BACKGROUND: The aim of this study was to examine the accumulation of endomorphin-1 (Tyr-Pro-Trp-Phe-NH₂) and endomorphin- 2 (Tyr-Pro-Phe-Phe-NH₂) labelled with radioiodine in tumour-bearing C3H/Bi mice.
MATERIAL AND METHODS: Mice C3H/Bi bearing transplantable mammary adenocarcinoma were used as animal models to study the interaction between µ-opioid receptors and endomorphin-1 and 2. The expression of the µ-opioid receptor in the tumours was confirmed by cross-linking assay and by RT- PCR technique.

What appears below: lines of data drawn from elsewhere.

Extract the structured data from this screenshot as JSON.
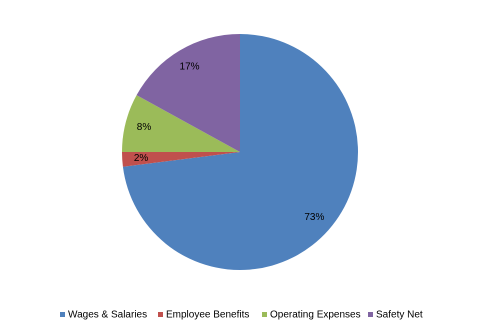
{
  "chart_data": {
    "type": "pie",
    "categories": [
      "Wages & Salaries",
      "Employee Benefits",
      "Operating Expenses",
      "Safety Net"
    ],
    "values": [
      73,
      2,
      8,
      17
    ],
    "value_labels": [
      "73%",
      "2%",
      "8%",
      "17%"
    ],
    "colors": [
      "#4f81bd",
      "#c0504d",
      "#9bbb59",
      "#8064a2"
    ],
    "legend": "bottom"
  }
}
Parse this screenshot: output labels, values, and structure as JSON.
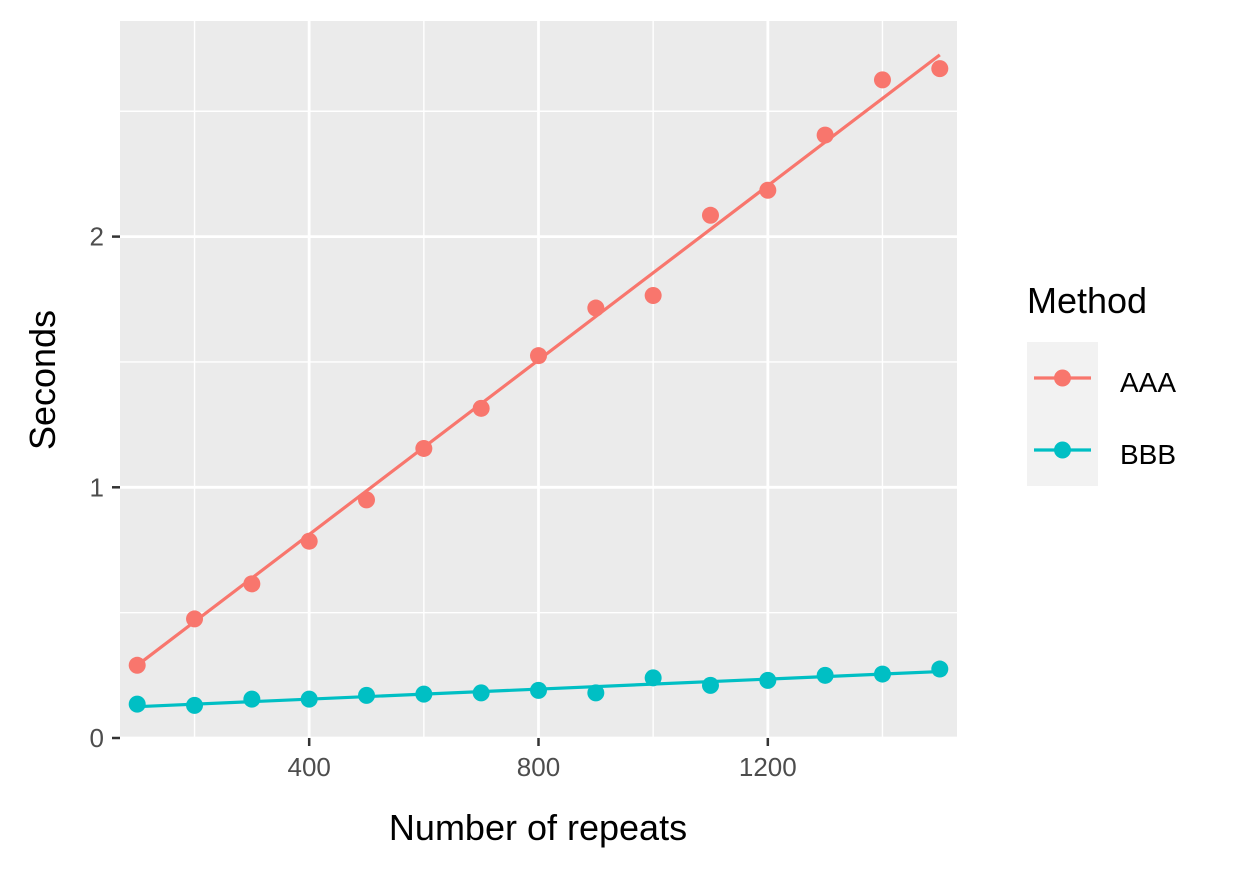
{
  "chart_data": {
    "type": "scatter",
    "xlabel": "Number of repeats",
    "ylabel": "Seconds",
    "xlim": [
      70,
      1530
    ],
    "ylim": [
      0,
      2.86
    ],
    "x_ticks": [
      400,
      800,
      1200
    ],
    "x_tick_labels": [
      "400",
      "800",
      "1200"
    ],
    "y_ticks": [
      0,
      1,
      2
    ],
    "y_tick_labels": [
      "0",
      "1",
      "2"
    ],
    "grid": true,
    "legend": {
      "title": "Method",
      "position": "right"
    },
    "x": [
      100,
      200,
      300,
      400,
      500,
      600,
      700,
      800,
      900,
      1000,
      1100,
      1200,
      1300,
      1400,
      1500
    ],
    "series": [
      {
        "name": "AAA",
        "color": "#F8766D",
        "values": [
          0.29,
          0.475,
          0.615,
          0.785,
          0.95,
          1.155,
          1.315,
          1.525,
          1.715,
          1.765,
          2.085,
          2.185,
          2.405,
          2.625,
          2.67
        ],
        "fit": [
          0.29,
          2.725
        ]
      },
      {
        "name": "BBB",
        "color": "#00BFC4",
        "values": [
          0.135,
          0.13,
          0.155,
          0.155,
          0.17,
          0.175,
          0.18,
          0.19,
          0.18,
          0.24,
          0.21,
          0.23,
          0.25,
          0.255,
          0.275
        ],
        "fit": [
          0.125,
          0.265
        ]
      }
    ]
  }
}
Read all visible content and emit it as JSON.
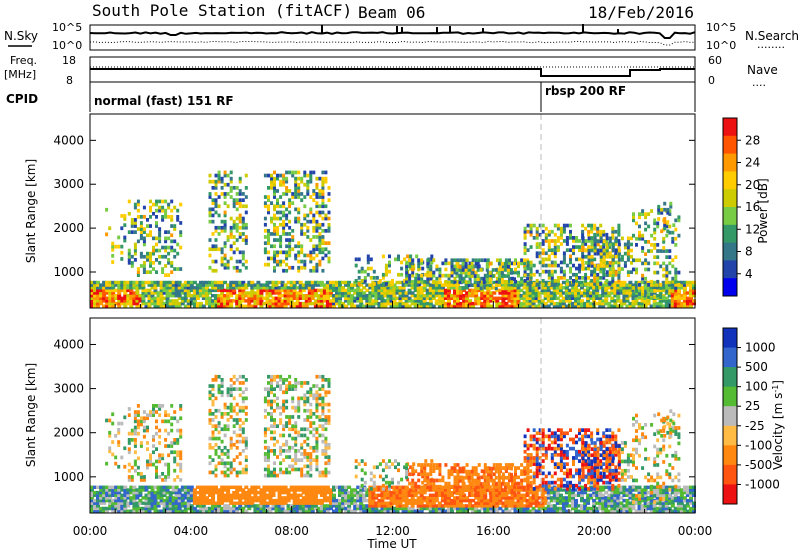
{
  "header": {
    "station": "South Pole Station (fitACF)",
    "beam": "Beam 06",
    "date": "18/Feb/2016"
  },
  "noise_panel": {
    "left_label": "N.Sky",
    "right_label": "N.Search",
    "right_dots": "........",
    "left_ticks": [
      "10^5",
      "10^0"
    ],
    "right_ticks": [
      "10^5",
      "10^0"
    ]
  },
  "freq_panel": {
    "left_label_line1": "Freq.",
    "left_label_line2": "[MHz]",
    "right_label": "Nave",
    "right_dots": "....",
    "left_ticks": [
      "18",
      "8"
    ],
    "right_ticks": [
      "60",
      "0"
    ]
  },
  "cpid_panel": {
    "label": "CPID",
    "modes": [
      "normal (fast) 151 RF",
      "rbsp 200 RF"
    ]
  },
  "chart_data": [
    {
      "type": "heatmap",
      "title": "",
      "xlabel": "Time UT",
      "ylabel": "Slant Range [km]",
      "x_tick_labels": [
        "00:00",
        "04:00",
        "08:00",
        "12:00",
        "16:00",
        "20:00",
        "00:00"
      ],
      "y_ticks": [
        1000,
        2000,
        3000,
        4000
      ],
      "ylim": [
        180,
        4600
      ],
      "xlim_hours": [
        0,
        24
      ],
      "colorbar_label": "Power [dB]",
      "colorbar_ticks": [
        "28",
        "24",
        "20",
        "16",
        "12",
        "8",
        "4"
      ],
      "colorbar_colors": [
        "#ee1111",
        "#ff5500",
        "#ff9900",
        "#ffcc00",
        "#cccc00",
        "#77cc44",
        "#339966",
        "#337788",
        "#2244aa",
        "#0000ee"
      ],
      "mode_change_hour": 18
    },
    {
      "type": "heatmap",
      "title": "",
      "xlabel": "Time UT",
      "ylabel": "Slant Range [km]",
      "x_tick_labels": [
        "00:00",
        "04:00",
        "08:00",
        "12:00",
        "16:00",
        "20:00",
        "00:00"
      ],
      "y_ticks": [
        1000,
        2000,
        3000,
        4000
      ],
      "ylim": [
        180,
        4600
      ],
      "xlim_hours": [
        0,
        24
      ],
      "colorbar_label": "Velocity [m s^-1]",
      "colorbar_ticks": [
        "1000",
        "500",
        "100",
        "25",
        "-25",
        "-100",
        "-500",
        "-1000"
      ],
      "colorbar_colors": [
        "#1133bb",
        "#3366cc",
        "#339966",
        "#55bb33",
        "#bbbbbb",
        "#ffbb44",
        "#ff8811",
        "#ff5511",
        "#ee1111"
      ],
      "mode_change_hour": 18
    }
  ]
}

RESULTS: The endomorphins showed relatively high tumour accumulation — about 5.2% of dose/g tissue for endomorphin-1 and about 3.8% for endomorphin-2. The ratio of tumour to muscle for endomorphin-2 reached the highest value (12.7) six hours after injection. For endomorhin-1 this ratio was the highest (7.5) three hours after injection. The cross-linking assay of [¹²⁵I]-labelled peptides with membranes, isolated from the mouse adenocarcinoma, followed by electrophoresis and autoradiography revealed the presence of a radioactive complex with molecular weight of about 65 kDa. This complex was detectable by polyclonal antibodies raised against the N-terminal end of a µ-opioid receptor. The expression of gene encoding µ-opioid receptor on mouse mammary adenocarcinoma was further confirmed by RT-PCR technique. The binding studies with membranes of mouse mammary adenocarcinoma cells have shown significantly higher B_max values for endomorphin-1 and endomorphin- 2 (806 and 671, respectively) than for morphiceptin (131), a well-known specific µ-opioid receptor ligand.
CONCLUSIONS: Endomorphin-1 and 2 have shown a high affinity to the m-opioid receptor present in mouse mammary adenocarcinoma. However, endomorphin-2 showed more promising characteristics in biodistribution studies.